Size and Weight: The size and weight of the projector is also something that you might want to take under consideration, but not that important to some, it will all depend on where you intend on putting the projector. Most projectors can be mounted from the ceiling, or they can just rest on a table if need be. If you plan on mounting it from the ceiling you'll need to take that into consideration as you'll most likely need to buy mounting hardware for it and have a ceiling that can support the weight. If you're not ceiling mounting the projector you'll need to have ample space around it for good airflow as they tend to get very warm when running.

Lamp Life and Replacement Cost: One of the biggest things that people overlook and gripe about before and after buying a projector is the Lamp cost and life. A replacement lamp for a projector can cost anywhere from a couple hundreds dollars to thousands of dollars, it's certainly not something that I would want to be changing frequently at that cost. The average Lamp life is anywhere between 1,000 and 2,000 hours with of course times where it may be higher or lower than that so you can do yourself a big favor and do a bit of research into the average lamp life of the projector you intend on buying. Of course you might want to look at the cost of replacing said bulb as well as that can be a very costly expense depending on the lamp being used by the projector.

--There are newer projectors on the market today that use LEDs instead of the traditional lamps, with these types you'll never need to replace the bulb essentially, most have a rating of 10,000+ hours on them but they're not really made for large screens but can do about 60 inches diagonally very well.

Features of the Projector: What features do you want or need in a projector? And I don't just mean options to change the settings, I mean like wireless capabilities, networking, security controls or even changeable lenses.

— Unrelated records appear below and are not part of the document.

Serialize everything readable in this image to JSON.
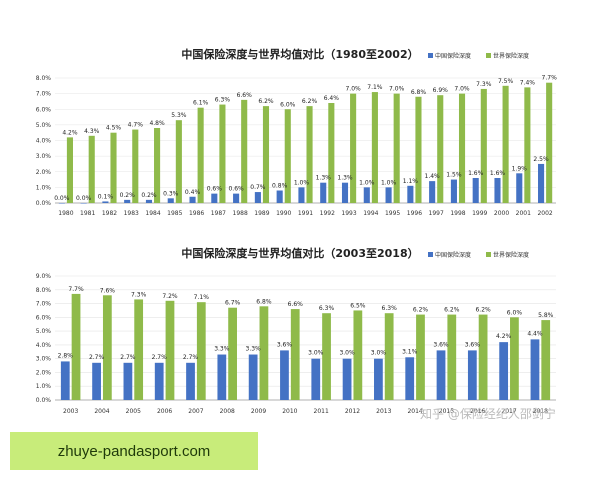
{
  "chart_data": [
    {
      "type": "bar",
      "title": "中国保险深度与世界均值对比（1980至2002）",
      "categories": [
        "1980",
        "1981",
        "1982",
        "1983",
        "1984",
        "1985",
        "1986",
        "1987",
        "1988",
        "1989",
        "1990",
        "1991",
        "1992",
        "1993",
        "1994",
        "1995",
        "1996",
        "1997",
        "1998",
        "1999",
        "2000",
        "2001",
        "2002"
      ],
      "series": [
        {
          "name": "中国保险深度",
          "color": "#4472c4",
          "values": [
            0.0,
            0.0,
            0.1,
            0.2,
            0.2,
            0.3,
            0.4,
            0.6,
            0.6,
            0.7,
            0.8,
            1.0,
            1.3,
            1.3,
            1.0,
            1.0,
            1.1,
            1.4,
            1.5,
            1.6,
            1.6,
            1.9,
            2.5
          ]
        },
        {
          "name": "世界保险深度",
          "color": "#8fba4a",
          "values": [
            4.2,
            4.3,
            4.5,
            4.7,
            4.8,
            5.3,
            6.1,
            6.3,
            6.6,
            6.2,
            6.0,
            6.2,
            6.4,
            7.0,
            7.1,
            7.0,
            6.8,
            6.9,
            7.0,
            7.3,
            7.5,
            7.4,
            7.7
          ]
        }
      ],
      "labels": {
        "china": [
          "0.0%",
          "0.0%",
          "0.1%",
          "0.2%",
          "0.2%",
          "0.3%",
          "0.4%",
          "0.6%",
          "0.6%",
          "0.7%",
          "0.8%",
          "1.0%",
          "1.3%",
          "1.3%",
          "1.0%",
          "1.0%",
          "1.1%",
          "1.4%",
          "1.5%",
          "1.6%",
          "1.6%",
          "1.9%",
          "2.5%"
        ],
        "world": [
          "4.2%",
          "4.3%",
          "4.5%",
          "4.7%",
          "4.8%",
          "5.3%",
          "6.1%",
          "6.3%",
          "6.6%",
          "6.2%",
          "6.0%",
          "6.2%",
          "6.4%",
          "7.0%",
          "7.1%",
          "7.0%",
          "6.8%",
          "6.9%",
          "7.0%",
          "7.3%",
          "7.5%",
          "7.4%",
          "7.7%"
        ]
      },
      "ylim": [
        0,
        8
      ],
      "yticks": [
        "0.0%",
        "1.0%",
        "2.0%",
        "3.0%",
        "4.0%",
        "5.0%",
        "6.0%",
        "7.0%",
        "8.0%"
      ],
      "grid": true,
      "legend_placement": "top-right"
    },
    {
      "type": "bar",
      "title": "中国保险深度与世界均值对比（2003至2018）",
      "categories": [
        "2003",
        "2004",
        "2005",
        "2006",
        "2007",
        "2008",
        "2009",
        "2010",
        "2011",
        "2012",
        "2013",
        "2014",
        "2015",
        "2016",
        "2017",
        "2018"
      ],
      "series": [
        {
          "name": "中国保险深度",
          "color": "#4472c4",
          "values": [
            2.8,
            2.7,
            2.7,
            2.7,
            2.7,
            3.3,
            3.3,
            3.6,
            3.0,
            3.0,
            3.0,
            3.1,
            3.6,
            3.6,
            4.2,
            4.4
          ]
        },
        {
          "name": "世界保险深度",
          "color": "#8fba4a",
          "values": [
            7.7,
            7.6,
            7.3,
            7.2,
            7.1,
            6.7,
            6.8,
            6.6,
            6.3,
            6.5,
            6.3,
            6.2,
            6.2,
            6.2,
            6.0,
            5.8
          ]
        }
      ],
      "labels": {
        "china": [
          "2.8%",
          "2.7%",
          "2.7%",
          "2.7%",
          "2.7%",
          "3.3%",
          "3.3%",
          "3.6%",
          "3.0%",
          "3.0%",
          "3.0%",
          "3.1%",
          "3.6%",
          "3.6%",
          "4.2%",
          "4.4%"
        ],
        "world": [
          "7.7%",
          "7.6%",
          "7.3%",
          "7.2%",
          "7.1%",
          "6.7%",
          "6.8%",
          "6.6%",
          "6.3%",
          "6.5%",
          "6.3%",
          "6.2%",
          "6.2%",
          "6.2%",
          "6.0%",
          "5.8%"
        ]
      },
      "ylim": [
        0,
        9
      ],
      "yticks": [
        "0.0%",
        "1.0%",
        "2.0%",
        "3.0%",
        "4.0%",
        "5.0%",
        "6.0%",
        "7.0%",
        "8.0%",
        "9.0%"
      ],
      "grid": true,
      "legend_placement": "top-right"
    }
  ],
  "watermark": "知乎 @保险经纪人邵剑宁",
  "site_banner": "zhuye-pandasport.com"
}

The Remote: This is probably the most overlooked thing when considering purchasing a projector, and probably the most minor feature as well, but a remote with back lighting can be a great thing if you are watching you're movies in the dark. You don't want to be fumbling around with a remote in the dark or have to turn the lights on to access the buttons do you? Make sure the projector you are interested in comes with a fully featured remote that includes back lighting to make accessing the remote functions much easier in the dark.

Of course the best advice I can give is to do some research into the Projector that you wish to buy, with the popularity of projectors on the rise many sites have sprung up online that specialize in projectors and there you can learn the pros and cons about them.

One of the best things you can do when purchasing a projector is to see it in action, if you can go to a store where they sell the projectors you are interested in, ask them to demo them for you so you can truly see how well they work under various lighting conditions.